Bugün az önce de dediğim gibi bu zaferimizin ikinci yüzyılının ilk günü olduğu için özellikle 30 Ağustos Zafer Bayramımızla ilgili yazmak istedim. Bilgisayarın başına oturduğumda ise ne yazacağıma dair hiçbir fikrim yoktu… Yazıya başlıyor, siliyor ve bir daha başlıyordum…
Sonra yazmak yerine hayal kurmaya başladım…
Bir zaman makinası olsa kesin bu kutlu mücadelenin yapıldığı yıllara giderdim…
Üç dilek hakkım olsa lambanın cininden 31 Ağustos günü İzmir’e doğru yürüyüşe çıkmış neferin arasında olmak isterdim ilk dilek olarak…
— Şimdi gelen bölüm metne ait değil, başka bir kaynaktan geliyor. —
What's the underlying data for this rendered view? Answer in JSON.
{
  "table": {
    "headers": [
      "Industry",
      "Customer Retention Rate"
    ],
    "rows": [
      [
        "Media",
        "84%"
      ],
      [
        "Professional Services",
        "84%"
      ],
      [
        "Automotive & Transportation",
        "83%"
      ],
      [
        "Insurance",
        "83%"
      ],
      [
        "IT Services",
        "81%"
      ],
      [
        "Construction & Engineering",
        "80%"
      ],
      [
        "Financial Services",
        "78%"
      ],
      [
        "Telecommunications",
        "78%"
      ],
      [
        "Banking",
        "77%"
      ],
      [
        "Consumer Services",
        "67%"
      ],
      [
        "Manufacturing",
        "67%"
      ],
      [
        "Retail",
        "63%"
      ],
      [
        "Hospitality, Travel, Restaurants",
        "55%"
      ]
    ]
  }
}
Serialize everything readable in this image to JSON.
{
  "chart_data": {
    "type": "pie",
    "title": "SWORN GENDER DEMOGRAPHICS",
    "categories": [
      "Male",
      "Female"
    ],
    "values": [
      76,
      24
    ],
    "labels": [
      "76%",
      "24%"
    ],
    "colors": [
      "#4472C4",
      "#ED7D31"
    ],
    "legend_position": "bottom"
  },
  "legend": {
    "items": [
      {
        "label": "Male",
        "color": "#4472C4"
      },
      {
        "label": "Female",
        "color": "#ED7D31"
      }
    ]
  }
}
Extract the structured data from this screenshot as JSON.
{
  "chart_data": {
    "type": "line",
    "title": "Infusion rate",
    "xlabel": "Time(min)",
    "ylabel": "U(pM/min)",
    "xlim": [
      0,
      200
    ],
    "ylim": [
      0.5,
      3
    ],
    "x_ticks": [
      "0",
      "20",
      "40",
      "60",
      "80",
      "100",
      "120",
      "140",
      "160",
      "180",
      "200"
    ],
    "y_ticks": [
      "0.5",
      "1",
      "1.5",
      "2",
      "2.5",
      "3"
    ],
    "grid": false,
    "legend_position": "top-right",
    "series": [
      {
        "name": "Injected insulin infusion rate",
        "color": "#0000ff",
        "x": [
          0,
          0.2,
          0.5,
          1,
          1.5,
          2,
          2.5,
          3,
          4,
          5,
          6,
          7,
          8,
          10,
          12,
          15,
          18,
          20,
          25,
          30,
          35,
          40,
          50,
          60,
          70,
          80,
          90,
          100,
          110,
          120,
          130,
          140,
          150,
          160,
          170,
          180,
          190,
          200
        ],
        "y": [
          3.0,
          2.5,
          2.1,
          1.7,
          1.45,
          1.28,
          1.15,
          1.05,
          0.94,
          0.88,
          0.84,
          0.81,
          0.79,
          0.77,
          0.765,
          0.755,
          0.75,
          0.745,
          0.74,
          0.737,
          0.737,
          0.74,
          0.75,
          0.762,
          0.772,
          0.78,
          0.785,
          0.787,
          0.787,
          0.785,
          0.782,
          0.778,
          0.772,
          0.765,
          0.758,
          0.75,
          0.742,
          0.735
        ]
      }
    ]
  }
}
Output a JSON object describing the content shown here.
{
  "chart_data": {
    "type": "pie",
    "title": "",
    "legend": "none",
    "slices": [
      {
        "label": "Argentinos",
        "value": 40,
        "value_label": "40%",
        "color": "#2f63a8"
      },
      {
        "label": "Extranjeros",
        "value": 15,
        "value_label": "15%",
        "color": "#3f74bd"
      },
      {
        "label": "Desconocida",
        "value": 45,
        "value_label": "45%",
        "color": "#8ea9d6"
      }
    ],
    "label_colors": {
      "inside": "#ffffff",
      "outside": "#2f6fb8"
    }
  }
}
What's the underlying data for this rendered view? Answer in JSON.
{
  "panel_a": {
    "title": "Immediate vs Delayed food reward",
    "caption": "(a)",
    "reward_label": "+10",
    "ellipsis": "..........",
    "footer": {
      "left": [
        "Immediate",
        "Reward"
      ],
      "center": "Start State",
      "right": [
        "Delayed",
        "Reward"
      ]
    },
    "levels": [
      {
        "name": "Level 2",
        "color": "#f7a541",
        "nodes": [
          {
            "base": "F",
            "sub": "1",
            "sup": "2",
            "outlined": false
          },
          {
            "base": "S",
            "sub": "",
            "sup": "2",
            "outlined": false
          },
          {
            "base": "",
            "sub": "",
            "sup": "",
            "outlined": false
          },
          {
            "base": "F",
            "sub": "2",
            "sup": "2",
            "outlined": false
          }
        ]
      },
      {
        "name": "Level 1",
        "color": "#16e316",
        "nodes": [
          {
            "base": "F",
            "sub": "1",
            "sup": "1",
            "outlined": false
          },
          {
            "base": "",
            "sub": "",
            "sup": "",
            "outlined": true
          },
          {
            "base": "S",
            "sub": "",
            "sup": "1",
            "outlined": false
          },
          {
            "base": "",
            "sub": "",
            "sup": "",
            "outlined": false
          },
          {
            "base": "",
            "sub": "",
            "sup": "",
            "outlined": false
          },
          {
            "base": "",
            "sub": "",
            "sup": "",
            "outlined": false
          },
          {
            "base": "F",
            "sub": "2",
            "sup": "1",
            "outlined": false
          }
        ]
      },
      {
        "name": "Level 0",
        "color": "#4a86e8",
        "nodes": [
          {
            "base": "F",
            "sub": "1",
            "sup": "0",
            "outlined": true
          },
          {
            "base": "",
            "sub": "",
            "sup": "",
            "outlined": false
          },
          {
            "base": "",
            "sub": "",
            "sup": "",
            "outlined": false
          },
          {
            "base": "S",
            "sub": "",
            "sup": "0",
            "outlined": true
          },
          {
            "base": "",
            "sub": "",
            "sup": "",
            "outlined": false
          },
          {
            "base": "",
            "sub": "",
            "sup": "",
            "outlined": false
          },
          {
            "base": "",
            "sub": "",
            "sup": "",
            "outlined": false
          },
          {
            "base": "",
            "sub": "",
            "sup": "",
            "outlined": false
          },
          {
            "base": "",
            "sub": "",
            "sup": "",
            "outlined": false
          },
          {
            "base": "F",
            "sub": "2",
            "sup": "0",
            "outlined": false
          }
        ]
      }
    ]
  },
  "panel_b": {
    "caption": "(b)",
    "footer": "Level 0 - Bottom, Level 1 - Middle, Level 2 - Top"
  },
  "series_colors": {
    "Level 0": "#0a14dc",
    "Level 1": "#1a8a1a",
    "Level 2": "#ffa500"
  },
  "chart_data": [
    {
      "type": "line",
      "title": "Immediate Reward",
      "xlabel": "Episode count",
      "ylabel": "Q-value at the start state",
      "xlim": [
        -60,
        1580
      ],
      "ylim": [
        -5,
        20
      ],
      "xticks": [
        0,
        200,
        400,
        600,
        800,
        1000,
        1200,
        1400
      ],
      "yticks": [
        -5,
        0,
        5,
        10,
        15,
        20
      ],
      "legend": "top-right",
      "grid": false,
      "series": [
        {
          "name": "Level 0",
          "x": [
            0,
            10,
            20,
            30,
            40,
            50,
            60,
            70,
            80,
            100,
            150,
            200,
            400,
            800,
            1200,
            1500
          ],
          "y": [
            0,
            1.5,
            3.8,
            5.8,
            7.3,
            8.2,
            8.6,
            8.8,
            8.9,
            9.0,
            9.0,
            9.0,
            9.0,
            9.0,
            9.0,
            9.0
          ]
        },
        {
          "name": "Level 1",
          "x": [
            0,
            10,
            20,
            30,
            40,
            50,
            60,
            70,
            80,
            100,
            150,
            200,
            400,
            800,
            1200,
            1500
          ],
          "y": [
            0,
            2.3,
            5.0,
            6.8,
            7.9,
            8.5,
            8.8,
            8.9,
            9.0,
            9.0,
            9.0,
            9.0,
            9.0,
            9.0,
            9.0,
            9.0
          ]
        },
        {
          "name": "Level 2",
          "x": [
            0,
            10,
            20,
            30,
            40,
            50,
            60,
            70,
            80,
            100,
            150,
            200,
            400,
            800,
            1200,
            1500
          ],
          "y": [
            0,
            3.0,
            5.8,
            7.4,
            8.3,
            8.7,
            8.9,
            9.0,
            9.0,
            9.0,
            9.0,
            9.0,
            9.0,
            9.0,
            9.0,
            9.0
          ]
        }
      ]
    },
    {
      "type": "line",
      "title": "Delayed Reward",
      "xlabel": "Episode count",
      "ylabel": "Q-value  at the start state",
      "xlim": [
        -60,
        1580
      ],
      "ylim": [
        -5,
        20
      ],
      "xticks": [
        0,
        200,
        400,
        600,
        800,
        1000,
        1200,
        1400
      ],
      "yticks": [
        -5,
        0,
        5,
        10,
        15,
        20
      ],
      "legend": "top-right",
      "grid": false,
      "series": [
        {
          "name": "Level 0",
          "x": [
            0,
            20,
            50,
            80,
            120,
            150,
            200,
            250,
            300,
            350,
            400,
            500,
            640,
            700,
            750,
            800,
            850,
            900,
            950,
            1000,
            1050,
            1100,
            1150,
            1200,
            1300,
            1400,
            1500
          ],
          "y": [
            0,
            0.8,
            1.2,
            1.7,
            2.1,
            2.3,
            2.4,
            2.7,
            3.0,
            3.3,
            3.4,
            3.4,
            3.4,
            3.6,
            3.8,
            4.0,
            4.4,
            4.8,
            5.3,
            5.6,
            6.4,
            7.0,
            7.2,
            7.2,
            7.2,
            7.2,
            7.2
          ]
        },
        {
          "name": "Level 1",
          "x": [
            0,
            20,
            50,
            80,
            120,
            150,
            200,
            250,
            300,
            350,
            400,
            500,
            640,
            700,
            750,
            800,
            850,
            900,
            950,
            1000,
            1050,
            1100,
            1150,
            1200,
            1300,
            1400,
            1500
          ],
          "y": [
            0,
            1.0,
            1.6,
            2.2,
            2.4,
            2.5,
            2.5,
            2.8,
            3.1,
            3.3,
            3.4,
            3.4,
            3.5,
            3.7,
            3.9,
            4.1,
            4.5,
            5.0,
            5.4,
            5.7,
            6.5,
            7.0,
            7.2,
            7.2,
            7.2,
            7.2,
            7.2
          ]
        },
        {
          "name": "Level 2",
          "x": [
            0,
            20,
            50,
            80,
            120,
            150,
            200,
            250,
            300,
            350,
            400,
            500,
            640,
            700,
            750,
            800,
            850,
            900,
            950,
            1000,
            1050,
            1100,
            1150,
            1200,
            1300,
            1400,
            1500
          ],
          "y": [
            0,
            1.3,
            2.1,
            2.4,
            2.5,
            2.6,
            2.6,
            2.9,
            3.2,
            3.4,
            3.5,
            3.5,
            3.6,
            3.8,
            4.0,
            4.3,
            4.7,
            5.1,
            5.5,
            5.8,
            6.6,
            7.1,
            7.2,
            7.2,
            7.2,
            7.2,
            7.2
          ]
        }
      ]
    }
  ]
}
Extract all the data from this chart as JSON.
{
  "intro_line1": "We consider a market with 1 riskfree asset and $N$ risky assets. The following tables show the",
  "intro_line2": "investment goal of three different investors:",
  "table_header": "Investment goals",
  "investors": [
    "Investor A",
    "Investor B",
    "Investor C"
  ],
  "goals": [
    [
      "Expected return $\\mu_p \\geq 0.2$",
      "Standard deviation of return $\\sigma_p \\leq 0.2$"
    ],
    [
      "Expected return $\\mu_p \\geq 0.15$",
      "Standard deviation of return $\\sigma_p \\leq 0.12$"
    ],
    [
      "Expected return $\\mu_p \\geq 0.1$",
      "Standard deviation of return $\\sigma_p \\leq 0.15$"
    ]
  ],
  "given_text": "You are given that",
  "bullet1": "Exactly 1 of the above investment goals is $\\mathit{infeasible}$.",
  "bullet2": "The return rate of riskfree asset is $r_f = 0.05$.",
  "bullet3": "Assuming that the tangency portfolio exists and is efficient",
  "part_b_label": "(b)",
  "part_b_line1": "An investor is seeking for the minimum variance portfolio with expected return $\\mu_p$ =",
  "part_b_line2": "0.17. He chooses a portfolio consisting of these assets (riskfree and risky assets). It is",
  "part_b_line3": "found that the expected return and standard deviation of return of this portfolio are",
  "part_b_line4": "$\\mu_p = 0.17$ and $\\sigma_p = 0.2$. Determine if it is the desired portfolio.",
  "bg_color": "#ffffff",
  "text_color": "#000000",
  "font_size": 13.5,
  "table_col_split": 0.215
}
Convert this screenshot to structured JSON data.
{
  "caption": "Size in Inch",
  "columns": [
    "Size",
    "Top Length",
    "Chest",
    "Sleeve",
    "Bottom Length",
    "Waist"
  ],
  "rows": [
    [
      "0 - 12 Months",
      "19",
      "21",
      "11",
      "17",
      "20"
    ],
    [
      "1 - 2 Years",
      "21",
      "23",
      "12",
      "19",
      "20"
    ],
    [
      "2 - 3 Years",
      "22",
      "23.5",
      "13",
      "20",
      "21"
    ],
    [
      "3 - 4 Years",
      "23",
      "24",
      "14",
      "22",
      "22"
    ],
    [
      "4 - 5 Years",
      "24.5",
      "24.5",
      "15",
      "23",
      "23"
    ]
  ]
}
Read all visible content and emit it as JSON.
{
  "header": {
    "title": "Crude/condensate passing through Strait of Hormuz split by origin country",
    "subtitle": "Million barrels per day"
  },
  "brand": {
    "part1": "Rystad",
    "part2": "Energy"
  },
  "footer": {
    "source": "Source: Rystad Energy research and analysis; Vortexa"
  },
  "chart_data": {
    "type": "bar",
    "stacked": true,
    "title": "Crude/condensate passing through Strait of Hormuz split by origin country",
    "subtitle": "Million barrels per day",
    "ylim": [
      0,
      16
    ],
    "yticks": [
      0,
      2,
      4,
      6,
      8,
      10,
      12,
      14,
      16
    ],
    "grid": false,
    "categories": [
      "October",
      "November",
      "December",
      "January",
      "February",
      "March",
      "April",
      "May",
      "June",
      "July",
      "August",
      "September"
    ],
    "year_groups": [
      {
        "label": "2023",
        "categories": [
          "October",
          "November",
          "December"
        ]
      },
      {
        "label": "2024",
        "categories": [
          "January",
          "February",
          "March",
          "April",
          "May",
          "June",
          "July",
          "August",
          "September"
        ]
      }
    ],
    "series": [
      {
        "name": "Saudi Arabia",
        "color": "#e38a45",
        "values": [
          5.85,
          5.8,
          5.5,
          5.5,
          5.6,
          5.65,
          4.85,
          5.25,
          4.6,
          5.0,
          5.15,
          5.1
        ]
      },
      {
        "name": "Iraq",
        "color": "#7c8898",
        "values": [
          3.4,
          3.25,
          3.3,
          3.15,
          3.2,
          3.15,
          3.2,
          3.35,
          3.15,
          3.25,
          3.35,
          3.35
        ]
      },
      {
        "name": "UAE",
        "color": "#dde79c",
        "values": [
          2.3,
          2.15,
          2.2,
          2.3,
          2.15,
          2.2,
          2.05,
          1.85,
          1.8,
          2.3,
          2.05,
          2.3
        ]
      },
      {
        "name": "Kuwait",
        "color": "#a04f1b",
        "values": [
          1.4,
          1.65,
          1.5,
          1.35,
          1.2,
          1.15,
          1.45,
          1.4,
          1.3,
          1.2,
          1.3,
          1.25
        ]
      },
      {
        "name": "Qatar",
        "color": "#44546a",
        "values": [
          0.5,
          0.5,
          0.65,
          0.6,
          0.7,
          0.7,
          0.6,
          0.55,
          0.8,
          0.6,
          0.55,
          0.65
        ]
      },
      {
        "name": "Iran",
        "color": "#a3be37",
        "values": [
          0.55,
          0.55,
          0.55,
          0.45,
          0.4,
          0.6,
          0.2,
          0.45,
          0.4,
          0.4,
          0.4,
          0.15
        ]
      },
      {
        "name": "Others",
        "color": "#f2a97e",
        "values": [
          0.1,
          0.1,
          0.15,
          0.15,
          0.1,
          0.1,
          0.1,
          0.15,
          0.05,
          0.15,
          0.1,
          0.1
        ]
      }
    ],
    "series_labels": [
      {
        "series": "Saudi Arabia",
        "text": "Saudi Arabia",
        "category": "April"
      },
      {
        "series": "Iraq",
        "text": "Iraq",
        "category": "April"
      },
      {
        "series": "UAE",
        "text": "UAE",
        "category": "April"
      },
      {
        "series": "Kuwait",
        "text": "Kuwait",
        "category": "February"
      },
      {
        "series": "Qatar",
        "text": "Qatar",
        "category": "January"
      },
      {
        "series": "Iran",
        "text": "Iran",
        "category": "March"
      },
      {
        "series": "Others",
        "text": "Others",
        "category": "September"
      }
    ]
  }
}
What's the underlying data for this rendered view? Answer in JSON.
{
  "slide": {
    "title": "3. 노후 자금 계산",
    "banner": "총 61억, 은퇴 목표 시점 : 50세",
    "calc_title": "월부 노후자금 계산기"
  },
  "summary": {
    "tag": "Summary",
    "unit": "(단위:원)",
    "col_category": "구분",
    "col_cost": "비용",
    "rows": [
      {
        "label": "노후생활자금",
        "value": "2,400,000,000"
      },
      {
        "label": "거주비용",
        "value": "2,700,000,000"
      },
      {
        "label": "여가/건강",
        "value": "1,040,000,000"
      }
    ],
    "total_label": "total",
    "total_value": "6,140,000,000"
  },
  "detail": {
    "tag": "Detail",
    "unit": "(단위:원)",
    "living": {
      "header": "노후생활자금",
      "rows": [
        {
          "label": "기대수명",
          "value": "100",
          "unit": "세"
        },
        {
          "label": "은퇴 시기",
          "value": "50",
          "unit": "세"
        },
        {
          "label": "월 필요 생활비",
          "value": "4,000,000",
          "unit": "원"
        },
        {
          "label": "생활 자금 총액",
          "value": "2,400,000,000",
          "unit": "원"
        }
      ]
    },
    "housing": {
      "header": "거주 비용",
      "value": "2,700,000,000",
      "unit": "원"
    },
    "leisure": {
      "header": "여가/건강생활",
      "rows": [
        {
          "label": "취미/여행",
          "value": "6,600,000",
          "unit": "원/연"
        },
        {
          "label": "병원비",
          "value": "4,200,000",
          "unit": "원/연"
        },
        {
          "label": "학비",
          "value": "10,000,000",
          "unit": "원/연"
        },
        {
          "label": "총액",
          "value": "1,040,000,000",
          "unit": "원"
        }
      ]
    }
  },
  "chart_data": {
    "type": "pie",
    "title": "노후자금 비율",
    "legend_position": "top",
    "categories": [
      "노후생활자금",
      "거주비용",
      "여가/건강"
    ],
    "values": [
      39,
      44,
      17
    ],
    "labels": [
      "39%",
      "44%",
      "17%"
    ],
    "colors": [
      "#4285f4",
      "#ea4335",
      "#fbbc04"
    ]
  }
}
İşte tam bu anda aklıma “Kuvayi Milliye Destanı” düştü… Yıllar yıllar önce Ankara Devlet Tiyatrosunda büyük ustaların performansı ile defalarca izlemiştim bu destanı. Ardından her aklıma düştüğünde okumaya başladım… Çünkü Nazım Hikmet’in bu büyük mücadeleyi anlatan “Kuvayi Milliye” destanı sayesinde bu muazzam mücadeleyi Türk köylüsünün destanı olarak okurken bir nebze de olsa o günleri yaşamış gibi olurum hep.
İlk olarak 1965 yılında “Kurtuluş Savaşı Destanı” adıyla yayımlanan eser, 1966’da “Memleketimden İnsan Manzaraları”nın birinci ve ikinci kitabında yer alır. Ardından 1968 yılında Kuvâyi Milliye / Destan adıyla yayımlanır. Nazım Hikmet, eseri 1939 yılında yazmaya başlar; 1940’ta Çankırı Hapishanesi’nde yazmaya devam eder. 1941 yılında eseri Bursa Cezaevi’nde tamamlar ve eşine gönderir.
Bu küçük bilgi notundan sonra bence sohbetimize büyük ustanın Büyük Taarruzu anlattığı bölümle devam edelim… Bakalım nasıl anlatmış Nazım bu zaferi?
“Ve başladı topçu ateşiyle
ve fecirle birlikte büyük taarruz…
Sonra.
Sonra, düşmanın müstahkem cepheleri düştü.
Bunlar:
Karahisar güneyinde 50
ve doğusunda 20-30 kilometredeydiler.
Sonra.
Sonra, düşman ordusu kuvâyi külliyesini ihâta ettik
Aslıhanlar civarında
30 Ağustos’a kadar.
Sonra.
Sonra, 30 Ağustos’ta düşman kuvâyı külliyesi imha ve esir olundu.
Esirler arasında General Trikopis:
Alaturka sopa yemiş bir temiz
ve sırmaları kopuk frenk uşağı…
Yaralı bir düşman ölüsüne takıldı Nurettin Eşfak’ın ayağı.
Nurettin dedi ki: «Teselyalı Çoban Mihail,»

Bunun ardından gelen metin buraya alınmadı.